The chairman of the Sharm El Sheikh Chamber of Diving and Water Sports (CDWS) suggested that attacks might have been due to overfishing, which is an ongoing problem in the area. In a statement, Hesham Gabr said: "It is clear from our initial discussions with shark behavioural experts that this highly unusual spate of attacks by an oceanic whitetip shark was triggered by an activity, most probably illegal fishing or feeding in the area."

Other hypotheses for the shark attacks include that cattle ships transporting sheep for slaughter during the Islamic festival of Eid al-Adha on 16 November dumped sheep carcasses into the Red Sea, bringing sharks unusually close to the shoreline.
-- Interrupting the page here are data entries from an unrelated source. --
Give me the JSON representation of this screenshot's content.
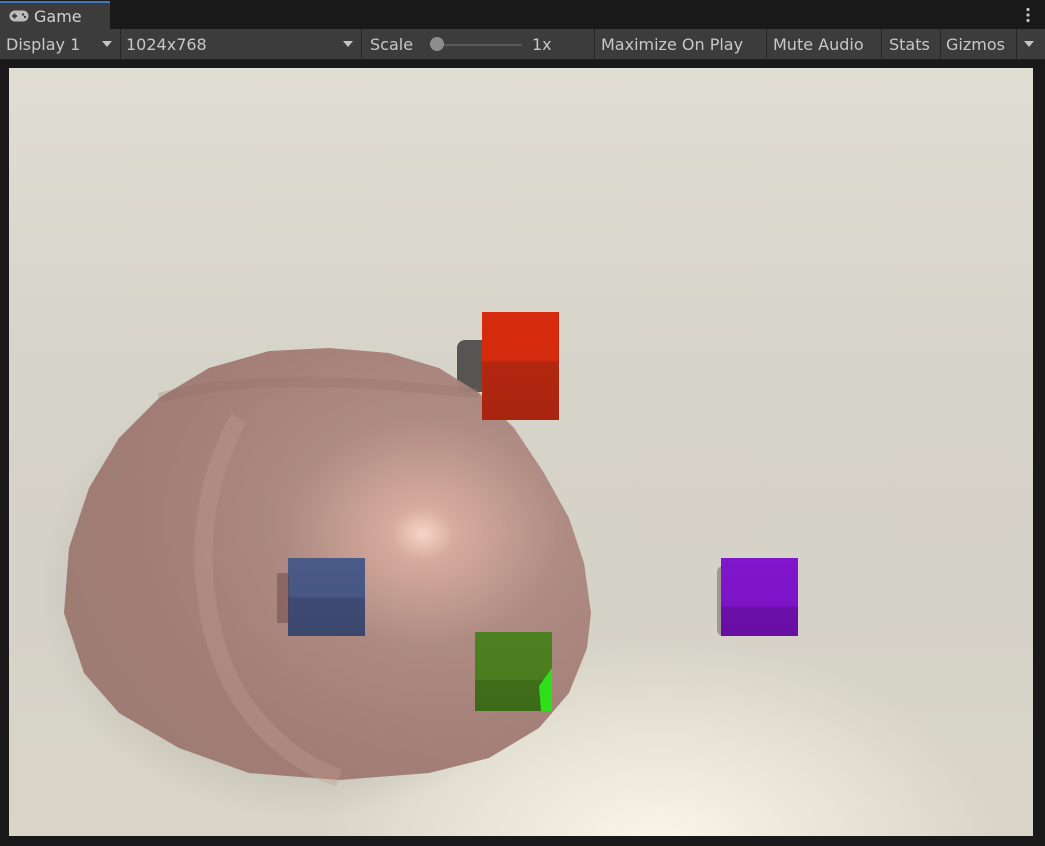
{
  "window": {
    "tab_title": "Game",
    "tab_icon": "gamepad-icon",
    "menu_icon": "kebab-menu-icon"
  },
  "toolbar": {
    "display_label": "Display 1",
    "resolution_label": "1024x768",
    "scale_label": "Scale",
    "scale_value": "1x",
    "scale_slider_fraction": 0,
    "maximize_label": "Maximize On Play",
    "mute_label": "Mute Audio",
    "stats_label": "Stats",
    "gizmos_label": "Gizmos"
  },
  "scene": {
    "background_color": "#d8d5cb",
    "objects": [
      {
        "name": "dome",
        "color": "#a97e76"
      },
      {
        "name": "red-cube",
        "color": "#d42a10"
      },
      {
        "name": "blue-cube",
        "color": "#46557f"
      },
      {
        "name": "green-cube",
        "color": "#4a7c1c"
      },
      {
        "name": "purple-cube",
        "color": "#7c12c4"
      }
    ]
  }
}
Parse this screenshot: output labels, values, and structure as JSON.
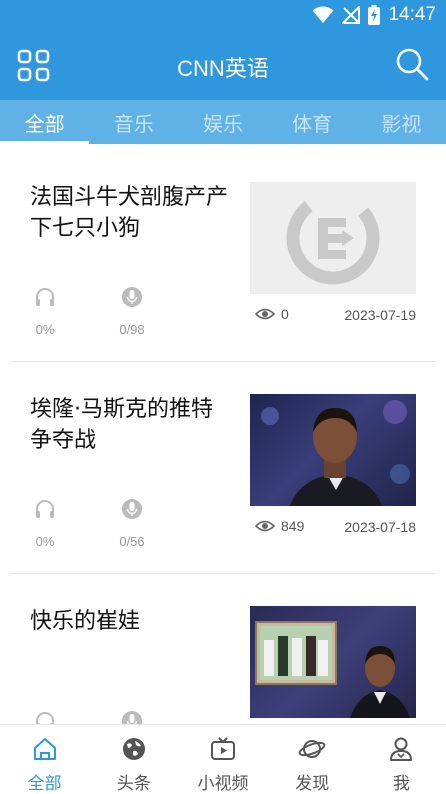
{
  "status_bar": {
    "time": "14:47",
    "icons": [
      "wifi-icon",
      "no-signal-icon",
      "battery-charging-icon"
    ]
  },
  "app_bar": {
    "title": "CNN英语",
    "left_icon": "grid-menu-icon",
    "right_icon": "search-icon"
  },
  "tabs": [
    {
      "label": "全部",
      "active": true
    },
    {
      "label": "音乐",
      "active": false
    },
    {
      "label": "娱乐",
      "active": false
    },
    {
      "label": "体育",
      "active": false
    },
    {
      "label": "影视",
      "active": false
    }
  ],
  "articles": [
    {
      "title": "法国斗牛犬剖腹产产下七只小狗",
      "listen_progress": "0%",
      "record_progress": "0/98",
      "views": "0",
      "date": "2023-07-19",
      "thumbnail": "placeholder-logo"
    },
    {
      "title": "埃隆·马斯克的推特争夺战",
      "listen_progress": "0%",
      "record_progress": "0/56",
      "views": "849",
      "date": "2023-07-18",
      "thumbnail": "host-portrait"
    },
    {
      "title": "快乐的崔娃",
      "listen_progress": "",
      "record_progress": "",
      "views": "",
      "date": "",
      "thumbnail": "host-with-screen"
    }
  ],
  "bottom_nav": [
    {
      "label": "全部",
      "icon": "home-icon",
      "active": true
    },
    {
      "label": "头条",
      "icon": "globe-icon",
      "active": false
    },
    {
      "label": "小视频",
      "icon": "tv-play-icon",
      "active": false
    },
    {
      "label": "发现",
      "icon": "planet-icon",
      "active": false
    },
    {
      "label": "我",
      "icon": "profile-icon",
      "active": false
    }
  ],
  "colors": {
    "primary": "#2e97dd",
    "tab_bar": "#5fb1e6",
    "muted": "#999999"
  }
}
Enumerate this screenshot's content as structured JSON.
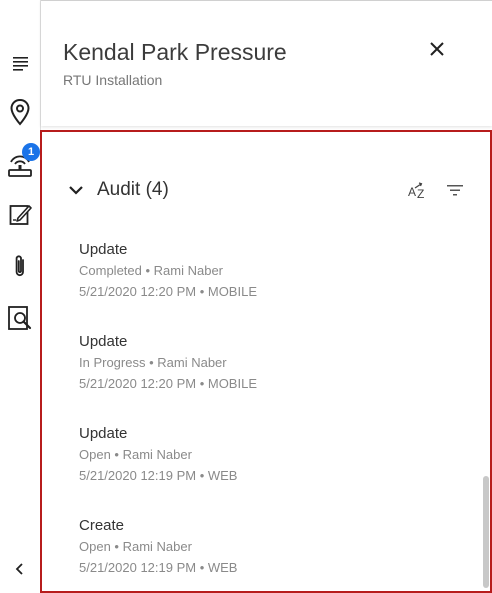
{
  "header": {
    "title": "Kendal Park Pressure",
    "subtitle": "RTU Installation"
  },
  "rail": {
    "items": [
      {
        "icon": "list-icon"
      },
      {
        "icon": "location-pin-icon"
      },
      {
        "icon": "rtu-device-icon",
        "badge": "1"
      },
      {
        "icon": "edit-note-icon"
      },
      {
        "icon": "paperclip-icon"
      },
      {
        "icon": "document-search-icon"
      }
    ],
    "collapse_icon": "chevron-left-icon"
  },
  "audit": {
    "title": "Audit (4)",
    "entries": [
      {
        "action": "Update",
        "status_line": "Completed • Rami Naber",
        "time_line": "5/21/2020 12:20 PM • MOBILE"
      },
      {
        "action": "Update",
        "status_line": "In Progress • Rami Naber",
        "time_line": "5/21/2020 12:20 PM • MOBILE"
      },
      {
        "action": "Update",
        "status_line": "Open • Rami Naber",
        "time_line": "5/21/2020 12:19 PM • WEB"
      },
      {
        "action": "Create",
        "status_line": "Open • Rami Naber",
        "time_line": "5/21/2020 12:19 PM • WEB"
      }
    ]
  },
  "colors": {
    "accent": "#1a73e8",
    "panel_border": "#b71c1c",
    "icon": "#212121"
  }
}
Unscrupulous diving companies were also blamed for feeding sharks to attract them for their clients.

On 9 December 2010, an international team of experts announced that it had found that two species—makos and oceanic whitetips—had been involved in the attacks. It listed possible contributory factors as including "one or more incidents of illegal dumping of animal carcasses in nearby waters; depletion of natural prey in the area caused by overfishing; localised feeding of reef fish and/or sharks by swimmers, snorkellers and some divers; and unusually high water temperatures in Sharm El Sheikh."

==Israeli conspiracy theory==
The attacks sparked conspiracy theories about possible Israeli involvement. Egyptian television broadcast claims from South Sinai governor Mohamed Abdul Fadil Shousha that Israeli divers captured a shark with a GPS unit planted on its back, allegedly by Mossad. Describing the theory as "sad", Professor Mahmoud Hanafy of the Suez Canal University pointed out that GPS devices are used by marine biologists to track sharks, not control them remotely. Shousha himself ultimately said he thought the dumping of sheep carcasses during the Islamic festival of Eid al-Adha on 16 November was the most likely explanation.